SCOTCH whisky distiller William Grant & Sons has revealed its annual turnover topped £1 billion for the first time last year, although profits dipped as it invested for the long term.

Sales of its Glenfiddich single malt, which family-owned William Grant noted was the biggest-selling in the world in its category, topped one million cases in 2011.

A case contains 12 bottles, a company spokesman noted.

William Grant, unveiling its 2011 results yesterday, said its turnover had risen by 9% last year to £1.05bn. It declared an operating profit of £126.3 million for 2011, down from £132.4m in 2010.

Highlighting the reason for the dip in profits, it said: "Whilst the tough global economic conditions made 2011 a challenging year, the company continued to strengthen its business by building the value of its core brands and investing in its innovation brands, employees and its infrastructure around the globe for the long term, explaining the slight dip in profits."

The distiller said sales of its Grant's blended Scotch whisky had grown to more than five million cases last year.

It added that growth in the value of sales had been ahead of the increase in volumes for both Glenfiddich and Grant's last year.

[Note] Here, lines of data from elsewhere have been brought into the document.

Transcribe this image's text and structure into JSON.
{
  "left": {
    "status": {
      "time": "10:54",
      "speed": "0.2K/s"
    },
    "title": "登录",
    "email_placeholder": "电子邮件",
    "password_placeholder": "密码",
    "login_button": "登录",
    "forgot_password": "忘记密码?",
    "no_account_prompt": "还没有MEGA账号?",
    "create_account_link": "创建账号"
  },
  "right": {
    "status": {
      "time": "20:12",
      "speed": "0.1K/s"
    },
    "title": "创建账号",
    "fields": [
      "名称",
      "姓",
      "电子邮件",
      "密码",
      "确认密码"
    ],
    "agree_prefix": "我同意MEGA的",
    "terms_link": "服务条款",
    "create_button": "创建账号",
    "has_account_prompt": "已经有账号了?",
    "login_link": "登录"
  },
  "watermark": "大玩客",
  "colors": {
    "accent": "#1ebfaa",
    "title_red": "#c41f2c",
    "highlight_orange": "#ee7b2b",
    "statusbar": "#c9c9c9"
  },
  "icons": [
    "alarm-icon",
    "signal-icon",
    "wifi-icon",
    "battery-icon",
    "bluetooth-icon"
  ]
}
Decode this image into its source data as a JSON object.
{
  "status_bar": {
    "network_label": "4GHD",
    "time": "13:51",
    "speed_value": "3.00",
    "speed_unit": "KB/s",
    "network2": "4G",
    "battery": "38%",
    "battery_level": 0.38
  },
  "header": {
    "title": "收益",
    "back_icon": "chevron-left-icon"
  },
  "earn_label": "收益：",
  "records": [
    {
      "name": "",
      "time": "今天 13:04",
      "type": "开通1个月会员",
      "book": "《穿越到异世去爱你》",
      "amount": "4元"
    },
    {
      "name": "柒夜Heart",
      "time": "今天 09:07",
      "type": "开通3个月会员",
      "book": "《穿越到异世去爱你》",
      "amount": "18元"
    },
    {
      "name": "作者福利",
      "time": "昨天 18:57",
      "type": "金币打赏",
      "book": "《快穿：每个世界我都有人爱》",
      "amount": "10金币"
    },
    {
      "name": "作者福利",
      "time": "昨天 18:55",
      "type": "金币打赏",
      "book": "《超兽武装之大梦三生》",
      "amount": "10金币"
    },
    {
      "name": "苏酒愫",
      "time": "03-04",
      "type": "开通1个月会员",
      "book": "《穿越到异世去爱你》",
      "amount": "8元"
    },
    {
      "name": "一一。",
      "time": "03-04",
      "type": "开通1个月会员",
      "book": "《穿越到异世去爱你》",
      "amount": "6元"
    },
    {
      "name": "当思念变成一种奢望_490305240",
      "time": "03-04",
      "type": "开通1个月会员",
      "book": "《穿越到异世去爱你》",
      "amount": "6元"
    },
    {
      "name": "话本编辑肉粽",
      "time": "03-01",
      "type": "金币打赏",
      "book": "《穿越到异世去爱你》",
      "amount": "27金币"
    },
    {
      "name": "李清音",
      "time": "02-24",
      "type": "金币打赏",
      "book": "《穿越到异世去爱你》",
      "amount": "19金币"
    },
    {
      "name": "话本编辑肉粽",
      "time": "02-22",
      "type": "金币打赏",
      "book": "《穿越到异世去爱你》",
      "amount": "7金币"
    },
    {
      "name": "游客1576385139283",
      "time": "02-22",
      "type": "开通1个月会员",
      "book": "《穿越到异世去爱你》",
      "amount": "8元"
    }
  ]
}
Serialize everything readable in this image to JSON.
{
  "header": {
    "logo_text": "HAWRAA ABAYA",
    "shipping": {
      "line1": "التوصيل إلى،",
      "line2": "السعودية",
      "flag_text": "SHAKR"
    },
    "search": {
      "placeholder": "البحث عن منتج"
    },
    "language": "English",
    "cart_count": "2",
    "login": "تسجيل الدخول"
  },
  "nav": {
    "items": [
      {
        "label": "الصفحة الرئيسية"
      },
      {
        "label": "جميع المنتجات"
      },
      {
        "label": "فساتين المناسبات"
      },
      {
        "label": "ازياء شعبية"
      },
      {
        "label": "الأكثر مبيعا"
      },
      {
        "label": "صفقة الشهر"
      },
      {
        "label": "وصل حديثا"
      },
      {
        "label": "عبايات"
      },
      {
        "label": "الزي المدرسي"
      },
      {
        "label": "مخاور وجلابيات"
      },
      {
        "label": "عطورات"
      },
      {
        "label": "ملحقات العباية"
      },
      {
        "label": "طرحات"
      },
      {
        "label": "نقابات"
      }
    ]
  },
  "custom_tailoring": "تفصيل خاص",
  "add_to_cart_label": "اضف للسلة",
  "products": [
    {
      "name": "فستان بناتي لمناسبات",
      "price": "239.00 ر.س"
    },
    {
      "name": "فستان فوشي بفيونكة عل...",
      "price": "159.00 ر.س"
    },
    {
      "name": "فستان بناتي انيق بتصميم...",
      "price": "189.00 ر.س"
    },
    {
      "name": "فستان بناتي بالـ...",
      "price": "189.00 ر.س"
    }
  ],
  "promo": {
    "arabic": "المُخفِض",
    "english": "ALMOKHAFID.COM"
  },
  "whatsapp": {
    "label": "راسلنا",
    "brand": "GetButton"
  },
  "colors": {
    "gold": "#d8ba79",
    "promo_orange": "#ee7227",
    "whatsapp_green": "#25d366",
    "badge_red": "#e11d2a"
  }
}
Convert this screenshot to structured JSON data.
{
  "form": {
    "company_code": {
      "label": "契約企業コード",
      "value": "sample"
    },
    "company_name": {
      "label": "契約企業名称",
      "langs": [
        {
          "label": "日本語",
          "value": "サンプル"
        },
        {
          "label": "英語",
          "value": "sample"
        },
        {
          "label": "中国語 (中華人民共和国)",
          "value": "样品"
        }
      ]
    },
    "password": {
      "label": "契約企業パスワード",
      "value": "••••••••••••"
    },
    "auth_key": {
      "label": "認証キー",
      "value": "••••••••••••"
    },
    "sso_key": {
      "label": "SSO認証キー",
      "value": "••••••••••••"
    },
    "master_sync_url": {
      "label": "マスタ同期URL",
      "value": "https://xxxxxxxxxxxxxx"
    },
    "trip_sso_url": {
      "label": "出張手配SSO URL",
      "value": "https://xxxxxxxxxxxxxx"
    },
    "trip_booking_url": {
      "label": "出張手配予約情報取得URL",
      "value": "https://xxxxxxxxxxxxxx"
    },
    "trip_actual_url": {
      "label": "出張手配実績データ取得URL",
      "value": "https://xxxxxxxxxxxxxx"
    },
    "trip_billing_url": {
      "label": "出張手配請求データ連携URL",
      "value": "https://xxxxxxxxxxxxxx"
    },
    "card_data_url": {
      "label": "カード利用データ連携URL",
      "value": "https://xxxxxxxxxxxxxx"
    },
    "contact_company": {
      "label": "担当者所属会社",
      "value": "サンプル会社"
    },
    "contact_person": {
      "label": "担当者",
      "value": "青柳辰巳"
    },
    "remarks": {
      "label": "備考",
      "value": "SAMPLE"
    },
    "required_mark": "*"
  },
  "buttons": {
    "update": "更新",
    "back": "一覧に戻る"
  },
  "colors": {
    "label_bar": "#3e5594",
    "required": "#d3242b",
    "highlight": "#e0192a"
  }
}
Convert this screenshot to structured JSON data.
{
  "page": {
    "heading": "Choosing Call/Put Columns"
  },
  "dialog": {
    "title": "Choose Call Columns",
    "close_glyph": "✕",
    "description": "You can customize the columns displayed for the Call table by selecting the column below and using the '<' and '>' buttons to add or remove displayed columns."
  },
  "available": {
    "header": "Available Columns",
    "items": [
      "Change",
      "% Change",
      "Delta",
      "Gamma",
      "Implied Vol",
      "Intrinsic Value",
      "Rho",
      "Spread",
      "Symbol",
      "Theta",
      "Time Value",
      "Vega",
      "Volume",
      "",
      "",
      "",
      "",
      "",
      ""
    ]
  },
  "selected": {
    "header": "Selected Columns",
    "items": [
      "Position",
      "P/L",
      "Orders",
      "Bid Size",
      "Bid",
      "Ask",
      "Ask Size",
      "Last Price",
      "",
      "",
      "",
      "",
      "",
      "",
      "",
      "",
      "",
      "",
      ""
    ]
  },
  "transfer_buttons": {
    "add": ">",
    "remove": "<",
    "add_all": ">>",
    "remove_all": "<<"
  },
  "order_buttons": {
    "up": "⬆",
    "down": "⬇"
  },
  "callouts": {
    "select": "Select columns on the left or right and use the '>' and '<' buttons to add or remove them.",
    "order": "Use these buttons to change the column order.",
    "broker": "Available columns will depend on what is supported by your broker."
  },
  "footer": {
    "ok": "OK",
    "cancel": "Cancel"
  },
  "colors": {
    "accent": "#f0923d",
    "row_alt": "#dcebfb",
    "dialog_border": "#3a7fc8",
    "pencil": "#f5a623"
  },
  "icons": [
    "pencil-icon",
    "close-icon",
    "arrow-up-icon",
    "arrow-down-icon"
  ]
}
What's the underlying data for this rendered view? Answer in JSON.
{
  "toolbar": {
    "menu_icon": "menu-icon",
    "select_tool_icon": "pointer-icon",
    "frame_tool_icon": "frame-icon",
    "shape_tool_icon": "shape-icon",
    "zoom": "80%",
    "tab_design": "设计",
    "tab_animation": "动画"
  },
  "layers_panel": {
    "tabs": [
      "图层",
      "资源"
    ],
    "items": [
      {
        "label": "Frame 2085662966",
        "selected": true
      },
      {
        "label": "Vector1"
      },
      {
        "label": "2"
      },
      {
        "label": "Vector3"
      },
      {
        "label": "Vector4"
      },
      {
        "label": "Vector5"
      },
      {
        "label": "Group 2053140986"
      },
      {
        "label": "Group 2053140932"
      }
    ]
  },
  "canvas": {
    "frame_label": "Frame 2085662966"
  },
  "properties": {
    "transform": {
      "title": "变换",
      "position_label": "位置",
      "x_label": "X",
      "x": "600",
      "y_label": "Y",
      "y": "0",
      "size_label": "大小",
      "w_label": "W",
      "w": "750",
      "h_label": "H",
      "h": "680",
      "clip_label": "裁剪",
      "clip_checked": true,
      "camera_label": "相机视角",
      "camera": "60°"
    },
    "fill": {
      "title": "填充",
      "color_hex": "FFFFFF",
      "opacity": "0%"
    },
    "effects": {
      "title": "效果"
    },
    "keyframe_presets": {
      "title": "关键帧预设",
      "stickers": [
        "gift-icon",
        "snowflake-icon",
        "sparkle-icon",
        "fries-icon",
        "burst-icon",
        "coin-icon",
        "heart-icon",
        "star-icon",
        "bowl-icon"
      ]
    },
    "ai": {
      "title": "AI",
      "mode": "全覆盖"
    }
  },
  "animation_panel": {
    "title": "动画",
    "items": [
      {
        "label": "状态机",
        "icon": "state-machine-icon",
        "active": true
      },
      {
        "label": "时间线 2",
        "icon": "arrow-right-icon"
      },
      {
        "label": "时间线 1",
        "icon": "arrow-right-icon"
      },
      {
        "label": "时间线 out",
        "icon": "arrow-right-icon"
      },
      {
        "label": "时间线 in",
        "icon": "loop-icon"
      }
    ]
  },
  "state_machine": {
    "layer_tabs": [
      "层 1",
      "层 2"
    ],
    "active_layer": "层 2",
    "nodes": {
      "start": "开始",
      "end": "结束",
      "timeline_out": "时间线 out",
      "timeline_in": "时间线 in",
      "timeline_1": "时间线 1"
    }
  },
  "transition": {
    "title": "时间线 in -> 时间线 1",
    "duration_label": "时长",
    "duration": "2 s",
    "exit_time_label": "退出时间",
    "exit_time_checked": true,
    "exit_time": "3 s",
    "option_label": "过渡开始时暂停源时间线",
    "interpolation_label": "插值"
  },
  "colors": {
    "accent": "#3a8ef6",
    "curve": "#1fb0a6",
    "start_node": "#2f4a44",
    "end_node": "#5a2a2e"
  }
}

The rise in William Grant's turnover in 2011 was achieved in a year in which overall exports of Scotch whisky surged by 23% to a record £4.23bn.

Industry figures published earlier this week showed Scotch whisky exports in the first half of this year were down marginally on the record level achieved in the opening six months of 2011, as sales to Spain tumbled, but demand from the US continued to grow.

The figures, from the Scotch Whisky Association, showed exports in the six months to June 30 totalled £1.786bn, falling just £12m short of the £1.798bn figure for the first half of 2011.

William Grant's core brands also include Tullamore Dew Irish whiskey, which was acquired in 2010, Hendrick's Gin, The Balvenie single malt, and Sailor Jerry rum.

The distiller said it had continued to invest in its "innovation brands", including Hudson Baby Bourbon, Monkey Shoulder and Reyka vodka.

And it highlighted its acquisition of full ownership of its premium tequila brand, Milagro, which it said was performing well in its core markets of the US and Mexico.

The company spokesman said William Grant had, before moving to 100% ownership of Milagro, held a 75% stake, having raised it to this level previously from 50%.

Stella David, chief executive of William Grant, said: "Whilst 2011 saw some tough global economic conditions, the company performed well thanks to the continued success of our premium spirits brands and our consistent focus on building brand equity, improving our route to market and investing for the long term."

William Grant employs more than 2000 people around the world.

This workforce includes 1043 people in the UK, 824 of whom are in Scotland.

The distiller noted that Robert Polet, a former chief executive of luxury goods company Gucci Group, had joined its board as a non-executive director in September last year, and said this underlined its "continued focus on building a premium portfolio of spirits brands".

William Grant also established a marketing office for the Nordics last year, in the Swedish capital of Stockholm.